Kendari (ANTARA News) - PT Antam (Persero) Tbk, pada sidang akhir sengketa permaslahan lahan tambang nikel di Kabupaten Konawe Utara (Konut) oleh majelis Hakim di Pengadilan Tata Usaha Negara (PTUN) Kendari, Sulawesi Tenggara yang dipimpin Hakim Ketua Firdaus Muslim, dengan menolak gugatan dalam persidangan itu.
Alasan hakim menolak dalam putusan itu karena Antam dinilai tidak memiliki lagi kepentingan di atas lahan tersebut, karena IUP yang dipegangnya dianggap bermasalah.
Kuasa hukum PT Antam Tbk, Todung Mulya Lubis bersama sejumlah pengacara lainnya kepada wartawan di Kendari, Selasa mengatakan, hasil putusan pengadilan dianggapnya sangat berbahaya dan merupakan pelanggaran yang kasar, sehingga dirinya sebagai penggugat menyatakan akan melakukan banding.
"Tentu kami sebagai kuasa hukum PT Antam, menyatakan melakukan banding," katanya seraya menambahakan bahwa jauh sebelum putusan akhir sidang sengketa lahan hari ini dengan melawan Bupati Konawe Utara, Aswad Suleman terkait sengkata lahan melanggar dari Undang-Undang.
Dimana pada surat Bupati Konawe Utara yang memberikan ijin usaha pertambangan (IUP) SK No 153/2011 dan SK No 154/2011) kepada PT Duta Inti Perkasa Mineral (DIPM) dan PT Sriwijaya Raya di atas lahan milik PT ANTAM (Persero) Tbk di Konawe Utara Sulawesi Tenggara dinilai telah bertentangan dengan Undang-undang Pertambangan dan peraturan pelaksananya serta Asas-asas umum pemerintahan yang baik.
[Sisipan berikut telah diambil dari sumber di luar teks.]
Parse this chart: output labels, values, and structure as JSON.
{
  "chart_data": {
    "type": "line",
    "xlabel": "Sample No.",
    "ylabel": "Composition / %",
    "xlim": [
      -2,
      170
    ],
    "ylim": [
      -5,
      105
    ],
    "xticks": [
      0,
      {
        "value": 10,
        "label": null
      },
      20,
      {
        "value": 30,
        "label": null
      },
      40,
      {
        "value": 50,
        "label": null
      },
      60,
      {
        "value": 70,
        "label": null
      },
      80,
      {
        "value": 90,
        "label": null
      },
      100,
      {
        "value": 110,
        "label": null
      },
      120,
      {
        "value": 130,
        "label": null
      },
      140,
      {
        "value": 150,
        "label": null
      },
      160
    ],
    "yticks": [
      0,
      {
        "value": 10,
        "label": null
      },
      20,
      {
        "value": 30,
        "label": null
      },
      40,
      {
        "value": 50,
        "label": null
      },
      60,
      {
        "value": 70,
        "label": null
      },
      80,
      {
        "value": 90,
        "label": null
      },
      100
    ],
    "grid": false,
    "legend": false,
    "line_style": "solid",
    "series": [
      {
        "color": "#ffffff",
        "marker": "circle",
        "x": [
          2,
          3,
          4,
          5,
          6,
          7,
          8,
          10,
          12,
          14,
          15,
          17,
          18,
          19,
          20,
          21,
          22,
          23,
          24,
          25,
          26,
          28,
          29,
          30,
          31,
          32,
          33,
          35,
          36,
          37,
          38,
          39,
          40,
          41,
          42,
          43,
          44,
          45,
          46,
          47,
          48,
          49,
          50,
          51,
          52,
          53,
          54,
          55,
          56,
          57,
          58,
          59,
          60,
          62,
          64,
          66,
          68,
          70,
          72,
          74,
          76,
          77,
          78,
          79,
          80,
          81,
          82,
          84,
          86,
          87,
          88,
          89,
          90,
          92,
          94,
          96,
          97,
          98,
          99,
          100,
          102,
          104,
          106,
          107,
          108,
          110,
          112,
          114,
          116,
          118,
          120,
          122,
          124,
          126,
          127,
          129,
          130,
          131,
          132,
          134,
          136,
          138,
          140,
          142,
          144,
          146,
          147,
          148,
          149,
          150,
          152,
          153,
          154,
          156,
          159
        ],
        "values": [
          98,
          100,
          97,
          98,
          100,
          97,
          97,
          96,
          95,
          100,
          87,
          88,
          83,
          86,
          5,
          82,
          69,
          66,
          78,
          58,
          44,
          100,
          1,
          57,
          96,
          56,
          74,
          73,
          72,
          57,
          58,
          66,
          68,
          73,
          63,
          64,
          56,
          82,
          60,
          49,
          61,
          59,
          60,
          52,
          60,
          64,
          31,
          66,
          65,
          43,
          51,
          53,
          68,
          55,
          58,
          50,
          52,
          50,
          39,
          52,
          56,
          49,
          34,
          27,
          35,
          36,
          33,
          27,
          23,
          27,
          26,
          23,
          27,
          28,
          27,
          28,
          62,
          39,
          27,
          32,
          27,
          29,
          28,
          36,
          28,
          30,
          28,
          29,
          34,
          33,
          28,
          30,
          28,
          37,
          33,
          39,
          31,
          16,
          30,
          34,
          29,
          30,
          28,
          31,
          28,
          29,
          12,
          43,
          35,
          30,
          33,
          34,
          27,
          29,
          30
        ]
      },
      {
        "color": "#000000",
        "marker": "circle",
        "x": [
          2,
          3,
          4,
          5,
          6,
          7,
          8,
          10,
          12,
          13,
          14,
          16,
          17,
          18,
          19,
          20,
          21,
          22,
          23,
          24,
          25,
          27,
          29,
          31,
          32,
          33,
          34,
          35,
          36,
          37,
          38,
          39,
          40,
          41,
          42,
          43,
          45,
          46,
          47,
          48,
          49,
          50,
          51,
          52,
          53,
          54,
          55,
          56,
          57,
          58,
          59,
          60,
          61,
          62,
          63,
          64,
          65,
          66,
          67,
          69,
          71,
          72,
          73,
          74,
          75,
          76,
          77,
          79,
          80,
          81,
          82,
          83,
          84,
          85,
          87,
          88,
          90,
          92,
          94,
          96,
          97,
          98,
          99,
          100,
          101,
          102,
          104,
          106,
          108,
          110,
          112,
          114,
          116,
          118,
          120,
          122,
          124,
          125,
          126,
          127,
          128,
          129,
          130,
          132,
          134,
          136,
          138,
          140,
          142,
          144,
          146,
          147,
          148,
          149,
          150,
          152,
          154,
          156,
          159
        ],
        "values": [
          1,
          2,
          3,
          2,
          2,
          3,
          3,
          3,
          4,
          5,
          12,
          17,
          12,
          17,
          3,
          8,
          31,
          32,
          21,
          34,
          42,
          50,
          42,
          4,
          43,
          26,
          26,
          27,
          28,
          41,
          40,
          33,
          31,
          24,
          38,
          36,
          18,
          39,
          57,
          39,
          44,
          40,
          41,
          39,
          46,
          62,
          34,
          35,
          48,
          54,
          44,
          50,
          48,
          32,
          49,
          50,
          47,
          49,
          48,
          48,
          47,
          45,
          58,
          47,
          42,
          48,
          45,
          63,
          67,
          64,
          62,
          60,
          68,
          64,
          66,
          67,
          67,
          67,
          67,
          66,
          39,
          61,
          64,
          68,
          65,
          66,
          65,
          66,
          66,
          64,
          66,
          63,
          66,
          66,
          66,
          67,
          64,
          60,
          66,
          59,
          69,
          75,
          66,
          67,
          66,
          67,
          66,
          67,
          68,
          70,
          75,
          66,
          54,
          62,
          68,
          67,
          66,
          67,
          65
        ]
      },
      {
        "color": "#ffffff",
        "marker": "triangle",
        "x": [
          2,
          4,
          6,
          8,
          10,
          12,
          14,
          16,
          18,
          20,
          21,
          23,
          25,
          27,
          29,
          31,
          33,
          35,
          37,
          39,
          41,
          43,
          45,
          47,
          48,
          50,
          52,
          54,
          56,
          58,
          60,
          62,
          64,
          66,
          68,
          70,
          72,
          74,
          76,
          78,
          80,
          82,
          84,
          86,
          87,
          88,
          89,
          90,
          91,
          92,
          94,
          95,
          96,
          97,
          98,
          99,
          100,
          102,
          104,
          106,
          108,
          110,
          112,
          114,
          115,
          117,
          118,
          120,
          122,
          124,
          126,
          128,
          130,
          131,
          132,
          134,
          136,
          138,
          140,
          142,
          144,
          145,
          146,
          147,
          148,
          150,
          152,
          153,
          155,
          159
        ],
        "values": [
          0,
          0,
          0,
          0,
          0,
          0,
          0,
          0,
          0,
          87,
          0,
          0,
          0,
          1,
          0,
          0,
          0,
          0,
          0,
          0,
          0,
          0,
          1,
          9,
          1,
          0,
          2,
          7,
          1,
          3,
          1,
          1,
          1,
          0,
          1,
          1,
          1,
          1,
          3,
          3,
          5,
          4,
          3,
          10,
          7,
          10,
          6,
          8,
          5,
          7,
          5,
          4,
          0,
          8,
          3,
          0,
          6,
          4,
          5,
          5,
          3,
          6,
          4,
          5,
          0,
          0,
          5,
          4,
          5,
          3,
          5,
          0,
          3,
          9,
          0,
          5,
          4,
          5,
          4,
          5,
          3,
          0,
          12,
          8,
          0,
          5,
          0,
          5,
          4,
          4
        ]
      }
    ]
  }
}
Oleh karena itu, pada prinsipnya, kata Todung, Bupati Konawe Utara seharusnya melindungsi aset-aset negara yang dirampas oleh perusahaa swasta itu, malah justru sebaliknya memberikan aset yang sudah dikuasi PT Antam sebagai perusahaan milik negara sejak puluhan tahun silam dengan beralasan otonomi daerah.
"Saya tidak menyatakan otonomi daerah itu salah, tetapi bagaimana kebijakan seorang bupati yang tidak semena-mena menghalalkan segala cara sehingga lahan PT Antam itu diambil dan dirampas begitu saja kepada pihak lain," katanya.
Sebagai masukan bahwa, sengketa lahan milik PT Antam Tbk seluas 6.213 hektare dengan Bupati Konawe Utara itu terletak di Desa Tapunopako Kecamatan Molawe kini, oleh SK Bupati Konut yang memperbolehkan PT DIPM dan PT Sriwijaya Raya, telah menimbulkan kerugian negara yang tidak sedikit yakni berkisar Rp40 triliun lebih bila tambang yang ada di lokasi itu diolah.
"ANTAM sebagai pemegang ijin pertambangan yang sah dan BUMN pertambangan, tidak bisa melaksanakan aktivitas pertambangan dengan optimal, sehingga mengakibatkan pemasukan negara dari sektor tambang berkurang," jelas Todung.
Ia juga menambahkan, bahwa sengketa lahan tambang di Konawe Utara, jauh sebelum putusan akhir PTUN Kendari yang menolak gugatan PT Antam, juga sudah disampaikan kepada Menteri BUMN, KPK dan Kejagung bahwa lahan yang diserobot dua perusahaan itu atas perintah Bupati Konawe dianggap bertentangan undang-undang dan sudah melampauhi batas kewenangan bagi seorang bupati.
Kuasa Hukum Pemkab Konawe Utara, Abdul Razak Naba dan Muhammad Supono yang dicoba dihubungi hingga saat ini belum ada jawaban terkait hasil putusan akhir di PTUN Kendari. (Ant).